Şöyle ki, bırakın Anadolu coğrafyasında bir zamanlar 1250 evet yanlış duymadınız 1250 Ermeni okulu ve 2550 kilise olmuşken, bugün Anadolu’da bir tane bile olmayışını; İstanbul’da hâlen var olan 16 Ermeni okulunun kaç tanesinde öğrencilere ‘duduk’ veya ‘dziranapokh’ diye bir müzik aletinin varlığından söz ediliyor? Dolayısıyla bunu da bilelim.

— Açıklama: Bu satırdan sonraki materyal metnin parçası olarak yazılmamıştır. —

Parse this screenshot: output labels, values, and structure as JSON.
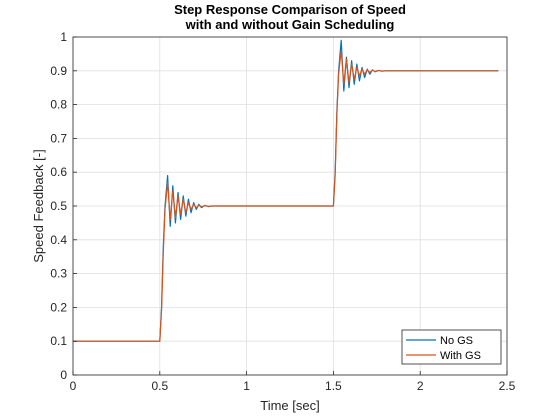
{
  "chart_data": {
    "type": "line",
    "title": [
      "Step Response Comparison of Speed",
      "with and without Gain Scheduling"
    ],
    "xlabel": "Time [sec]",
    "ylabel": "Speed Feedback [-]",
    "xlim": [
      0,
      2.5
    ],
    "ylim": [
      0,
      1
    ],
    "xticks": [
      0,
      0.5,
      1,
      1.5,
      2,
      2.5
    ],
    "xtick_labels": [
      "0",
      "0.5",
      "1",
      "1.5",
      "2",
      "2.5"
    ],
    "yticks": [
      0,
      0.1,
      0.2,
      0.3,
      0.4,
      0.5,
      0.6,
      0.7,
      0.8,
      0.9,
      1
    ],
    "ytick_labels": [
      "0",
      "0.1",
      "0.2",
      "0.3",
      "0.4",
      "0.5",
      "0.6",
      "0.7",
      "0.8",
      "0.9",
      "1"
    ],
    "grid": true,
    "legend_position": "bottom-right",
    "series": [
      {
        "name": "No GS",
        "color": "#0072BD",
        "x": [
          0,
          0.5,
          0.51,
          0.52,
          0.53,
          0.545,
          0.56,
          0.575,
          0.59,
          0.605,
          0.62,
          0.635,
          0.65,
          0.665,
          0.68,
          0.695,
          0.71,
          0.725,
          0.74,
          0.76,
          0.78,
          0.8,
          0.85,
          1.5,
          1.51,
          1.52,
          1.53,
          1.545,
          1.56,
          1.575,
          1.59,
          1.605,
          1.62,
          1.635,
          1.65,
          1.665,
          1.68,
          1.695,
          1.71,
          1.725,
          1.74,
          1.76,
          1.78,
          1.8,
          1.85,
          2.45
        ],
        "y": [
          0.1,
          0.1,
          0.2,
          0.38,
          0.5,
          0.59,
          0.44,
          0.56,
          0.45,
          0.54,
          0.46,
          0.53,
          0.47,
          0.52,
          0.48,
          0.51,
          0.49,
          0.505,
          0.495,
          0.502,
          0.498,
          0.5,
          0.5,
          0.5,
          0.6,
          0.78,
          0.9,
          0.99,
          0.84,
          0.94,
          0.85,
          0.93,
          0.86,
          0.92,
          0.87,
          0.91,
          0.88,
          0.905,
          0.89,
          0.903,
          0.897,
          0.901,
          0.899,
          0.9,
          0.9,
          0.9
        ]
      },
      {
        "name": "With GS",
        "color": "#D95319",
        "x": [
          0,
          0.5,
          0.51,
          0.52,
          0.53,
          0.545,
          0.56,
          0.575,
          0.59,
          0.605,
          0.62,
          0.635,
          0.65,
          0.665,
          0.68,
          0.695,
          0.71,
          0.725,
          0.74,
          0.76,
          0.78,
          0.8,
          0.85,
          1.5,
          1.51,
          1.52,
          1.53,
          1.545,
          1.56,
          1.575,
          1.59,
          1.605,
          1.62,
          1.635,
          1.65,
          1.665,
          1.68,
          1.695,
          1.71,
          1.725,
          1.74,
          1.76,
          1.78,
          1.8,
          1.85,
          2.45
        ],
        "y": [
          0.1,
          0.1,
          0.19,
          0.36,
          0.49,
          0.57,
          0.46,
          0.545,
          0.465,
          0.53,
          0.475,
          0.52,
          0.48,
          0.51,
          0.49,
          0.505,
          0.495,
          0.502,
          0.498,
          0.501,
          0.499,
          0.5,
          0.5,
          0.5,
          0.59,
          0.77,
          0.89,
          0.96,
          0.86,
          0.935,
          0.865,
          0.92,
          0.875,
          0.91,
          0.885,
          0.905,
          0.89,
          0.903,
          0.895,
          0.902,
          0.898,
          0.901,
          0.899,
          0.9,
          0.9,
          0.9
        ]
      }
    ]
  }
}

Gasparyan ilk yıllarını şöyle anlatır: "(...) Köyümüzde, sessiz filmler, müzik eşliğinde gösterilir idi. Balaban'a da ilk sinema salonunda işte o filme eşlik eden canlı müziklerde tanıştım ve hemen âşık olmuştum. İçim, içimi kemiriyordu; ne yapıp edip, bu çalgıyı çalmam ve çalabilmem için ise önce bir tane edinmem gerekiyordu. Edindikten sonra da, öğrenmeye sıra gelecekti. İşte artık sabah akşam bunları düşlüyor ve bu hayalle yaşıyordum.

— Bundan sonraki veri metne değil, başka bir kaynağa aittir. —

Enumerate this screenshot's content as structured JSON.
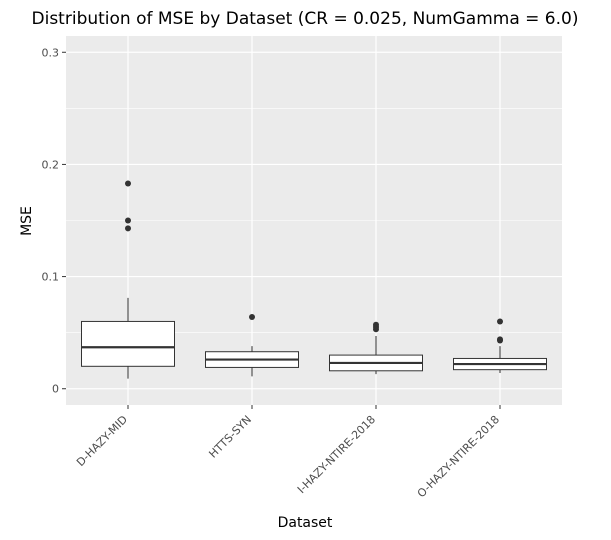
{
  "chart_data": {
    "type": "boxplot",
    "title": "Distribution of MSE by Dataset (CR = 0.025, NumGamma = 6.0)",
    "xlabel": "Dataset",
    "ylabel": "MSE",
    "ylim": [
      -0.0145,
      0.3145
    ],
    "y_ticks": [
      0,
      0.1,
      0.2,
      0.3
    ],
    "y_tick_labels": [
      "0",
      "0.1",
      "0.2",
      "0.3"
    ],
    "grid": true,
    "categories": [
      "D-HAZY-MID",
      "HTTS-SYN",
      "I-HAZY-NTIRE-2018",
      "O-HAZY-NTIRE-2018"
    ],
    "boxes": [
      {
        "category": "D-HAZY-MID",
        "whisker_low": 0.009,
        "q1": 0.02,
        "median": 0.037,
        "q3": 0.06,
        "whisker_high": 0.081,
        "outliers": [
          0.183,
          0.15,
          0.143
        ]
      },
      {
        "category": "HTTS-SYN",
        "whisker_low": 0.011,
        "q1": 0.019,
        "median": 0.026,
        "q3": 0.033,
        "whisker_high": 0.038,
        "outliers": [
          0.064
        ]
      },
      {
        "category": "I-HAZY-NTIRE-2018",
        "whisker_low": 0.013,
        "q1": 0.016,
        "median": 0.023,
        "q3": 0.03,
        "whisker_high": 0.047,
        "outliers": [
          0.057,
          0.055,
          0.053
        ]
      },
      {
        "category": "O-HAZY-NTIRE-2018",
        "whisker_low": 0.014,
        "q1": 0.017,
        "median": 0.022,
        "q3": 0.027,
        "whisker_high": 0.038,
        "outliers": [
          0.06,
          0.044,
          0.043
        ]
      }
    ],
    "colors": {
      "panel": "#ebebeb",
      "grid": "#ffffff",
      "box_fill": "#ffffff",
      "box_line": "#333333",
      "tick": "#333333"
    }
  }
}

Ama diğer yandan da hayatın acı gerçekleri, beni bu hayalden uyandırmıyor değildi. Aileme mutlaka destek vermeliydim.

İşte bu hayale dalmalar ve uyanmalar neticesinde, bir gün kararımı vermiş, nereden bu aleti bulacağımı araştırıp bulmuş, fiyatını öğrenmiş, hesabımı yapmıştım. Neticede, basit bir duduk alabilmek için gerekli meblağı toplayabilecek kadar şişe toplayıp, bunları satmış ve elime bu para geçmişti. Şaka değil, gidip anlaştığım üzere duduğumu da almıştım.

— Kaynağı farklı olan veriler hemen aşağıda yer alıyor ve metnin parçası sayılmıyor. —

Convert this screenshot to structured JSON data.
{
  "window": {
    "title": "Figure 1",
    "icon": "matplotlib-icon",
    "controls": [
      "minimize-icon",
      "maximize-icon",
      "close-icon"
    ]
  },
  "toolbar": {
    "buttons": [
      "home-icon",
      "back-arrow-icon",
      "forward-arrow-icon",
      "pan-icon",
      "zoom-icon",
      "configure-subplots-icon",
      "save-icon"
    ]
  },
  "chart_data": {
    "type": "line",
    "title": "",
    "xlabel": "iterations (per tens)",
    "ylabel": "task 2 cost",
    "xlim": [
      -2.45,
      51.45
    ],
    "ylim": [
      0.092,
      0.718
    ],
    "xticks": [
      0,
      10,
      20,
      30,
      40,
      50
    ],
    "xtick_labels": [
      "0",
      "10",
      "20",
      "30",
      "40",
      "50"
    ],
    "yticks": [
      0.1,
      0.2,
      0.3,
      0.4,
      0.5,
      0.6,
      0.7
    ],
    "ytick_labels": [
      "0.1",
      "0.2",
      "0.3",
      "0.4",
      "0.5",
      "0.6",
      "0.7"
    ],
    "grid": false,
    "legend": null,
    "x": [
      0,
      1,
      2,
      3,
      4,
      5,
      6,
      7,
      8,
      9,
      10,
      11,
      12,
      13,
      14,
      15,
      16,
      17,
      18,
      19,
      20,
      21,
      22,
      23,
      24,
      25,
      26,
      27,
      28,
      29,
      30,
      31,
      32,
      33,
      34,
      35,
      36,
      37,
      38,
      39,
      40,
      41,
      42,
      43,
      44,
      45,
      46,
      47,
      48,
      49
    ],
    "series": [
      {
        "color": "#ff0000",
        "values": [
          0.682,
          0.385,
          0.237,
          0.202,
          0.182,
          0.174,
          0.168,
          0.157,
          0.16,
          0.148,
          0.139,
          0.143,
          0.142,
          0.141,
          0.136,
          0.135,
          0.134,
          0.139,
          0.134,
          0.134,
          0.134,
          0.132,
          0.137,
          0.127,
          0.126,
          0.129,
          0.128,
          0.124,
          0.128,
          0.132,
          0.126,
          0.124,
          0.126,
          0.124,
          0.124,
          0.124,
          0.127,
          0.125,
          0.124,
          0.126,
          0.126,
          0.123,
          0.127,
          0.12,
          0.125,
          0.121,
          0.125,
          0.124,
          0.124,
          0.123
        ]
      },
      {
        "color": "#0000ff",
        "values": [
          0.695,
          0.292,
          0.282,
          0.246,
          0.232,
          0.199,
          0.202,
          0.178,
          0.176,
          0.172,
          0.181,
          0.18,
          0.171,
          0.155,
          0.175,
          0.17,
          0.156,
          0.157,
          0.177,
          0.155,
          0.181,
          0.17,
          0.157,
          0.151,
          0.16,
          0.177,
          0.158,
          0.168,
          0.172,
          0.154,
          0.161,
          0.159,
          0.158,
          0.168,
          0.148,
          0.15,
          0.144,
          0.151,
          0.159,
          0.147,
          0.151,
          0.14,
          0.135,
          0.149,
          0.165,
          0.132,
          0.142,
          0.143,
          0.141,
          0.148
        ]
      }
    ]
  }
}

Altı yaşında çalmayı öğrendim kendi kendime.’ Diyor Gasparyan…



Çocuk Civan, çalanları dikkatle dinliyor, parmaklarına bakıyor, hangi parmağı, hangi deliğe ne zaman, ne durumda koyduğunu; daha sonra aynı deliğe parmakla nasıl kapattığını seyrediyor, bıktırıncaya kadar soru soruyordum ustalara…

Bir çocuk grubuna girmiş, çalıyordu artık.



Nihayet, çocuk grubundan sonra, Gomidas Konservatuarı’na giriyor; Master, pedagoji eğitiminden sonra aynı okulda eğitim görevlisi oluyordu.



Civan Gasparyan, 1946'dan 1982'ye Tatul Altunyan Halk Müziği- Oyunları Grubunda solist oldu.



Peki, Gasparyan’ın dünyaya açılması nasıl oldu?

İşte meselenin sırrı…

Hayat’ta hiçbir şey tesadüf değildir ya da hayat tesadüflerle doludur…



Brian Eno, 1948’de İngiltere’nin Woodbridge bölgesi, Suffolk kasabasında doğmuş; sadece kompozitör ve şarkıcı olarak değil, birçok popüler müzik grubuna yeni ufuklar kazandırmış, onların önüne yeni yollar açmış, bir prodüktör ve bir menajer olarak yetenekli insan, Moskova’ya gelmiş, Sovyet halkları müziklerini, Melodi Stüdyolarında inceliyordu.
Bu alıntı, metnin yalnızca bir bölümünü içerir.